If the patient/client is suddenly unwell, immediate emergency action maybe necessary. If any of the following are present the patient may need urgent medical attention:

  • Rapid breathing: if respiratory rate is above 30 breaths per minute.
  • Blood pressure: if less than 90/60 (if this is not normal for this individual).
  • Oxygen levels: oxygen saturation of less than 92% on air ( if this is not normal for this individual). Or the person looks unusually blue around their lips.
  • Pain: central chest pain.
  • Heart rhythm: if unusually slow: under 60 beats per minute, or fast: over 100 beats per minute or irregular pulse. This can be a sign of suspected unstable arrhythmia (an irregular heart rhythm).
  • Difficulty breathing: such as noisy high pitched breathing sound (Stridor) or increased breathing effort without air movement (suspect upper airway obstruction).

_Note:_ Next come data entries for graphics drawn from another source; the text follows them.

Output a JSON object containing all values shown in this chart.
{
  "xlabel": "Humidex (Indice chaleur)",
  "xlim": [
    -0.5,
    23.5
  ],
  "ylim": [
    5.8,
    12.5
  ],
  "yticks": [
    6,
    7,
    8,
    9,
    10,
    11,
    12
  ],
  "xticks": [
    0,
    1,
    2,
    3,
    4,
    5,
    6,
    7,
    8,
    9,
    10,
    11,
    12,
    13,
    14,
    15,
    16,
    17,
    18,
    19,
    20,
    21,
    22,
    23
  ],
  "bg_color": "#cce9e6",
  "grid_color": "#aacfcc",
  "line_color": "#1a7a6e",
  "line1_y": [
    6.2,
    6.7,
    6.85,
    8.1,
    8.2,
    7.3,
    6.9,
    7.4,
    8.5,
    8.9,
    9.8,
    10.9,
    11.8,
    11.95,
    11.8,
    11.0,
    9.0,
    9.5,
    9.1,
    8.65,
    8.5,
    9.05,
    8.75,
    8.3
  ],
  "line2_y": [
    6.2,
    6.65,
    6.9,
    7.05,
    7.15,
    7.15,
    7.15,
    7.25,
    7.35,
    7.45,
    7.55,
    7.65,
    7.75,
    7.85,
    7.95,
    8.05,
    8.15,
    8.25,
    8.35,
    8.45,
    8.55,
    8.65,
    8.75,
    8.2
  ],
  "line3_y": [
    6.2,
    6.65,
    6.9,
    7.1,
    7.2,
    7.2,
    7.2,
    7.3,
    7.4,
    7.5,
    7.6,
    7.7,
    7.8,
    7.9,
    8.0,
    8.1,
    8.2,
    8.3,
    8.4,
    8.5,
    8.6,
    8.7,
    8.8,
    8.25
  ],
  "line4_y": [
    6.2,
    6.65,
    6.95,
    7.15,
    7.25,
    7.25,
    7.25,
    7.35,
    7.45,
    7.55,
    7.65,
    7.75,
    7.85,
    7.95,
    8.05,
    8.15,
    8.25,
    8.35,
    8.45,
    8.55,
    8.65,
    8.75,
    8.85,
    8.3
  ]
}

  • Changed breathing pattern: if the trachea is pushed to one side (Unilateral tracheal deviation), one sided breath sounds where breath sounds are only heard in one lung (this may be a pneumothorax where air or fluid builds up outside of the lung tissue and causes the lung to collapse).
  • Orientation: new confusion, increased confusion or increased drowsiness, either observed or reported by carers. This can be a sign of infection/ sepsis.